The first sentence of Queneau's story "Anglicismes" sounds, in his Franglais, like this: "Un dai vers middai, je tèque le beusse et je sie un jeugne manne avec une grète nèque et un hatte avec une quainnde de lèsse tressés." But in Wright's Englench, because it is a literal translation, this story is now called "Gallicisms", and its first sentence sounds like this: "One zhour about meedee I pree the ohtobyusse and I vee a zhern omm with a daymoorzuray neck and a shappoh with a sorrt of plaited galorng."
Thirlwell calls this "a literal translation". Well, it isn't. I'm not sure what it is, but I don't think a literal translation is possible. The text has broken the model of translations. (It's dead funny, by the way.)

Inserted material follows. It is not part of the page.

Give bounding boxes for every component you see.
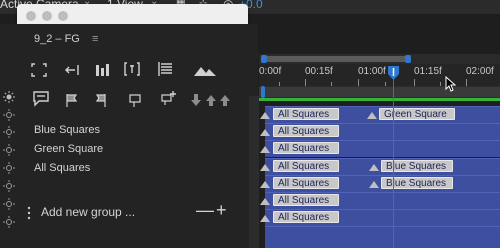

Thirlwell ends with the thought that
A novelist who thinks only about novels in his or her own language is no more a novelist, I think, than one who doesn't think about other novelists at all.One translation I have read is Gilbert Adair's A Void, the brilliant rendering of Georges Perec's La Disparition, in which the phrase "un mauvais roman" is translated as "a Dick Francis". Somehow this is OK - so why am I upset when someone translates "cien metros" as "a hundred yards"? Translation theory looks like more fun than you might imagine.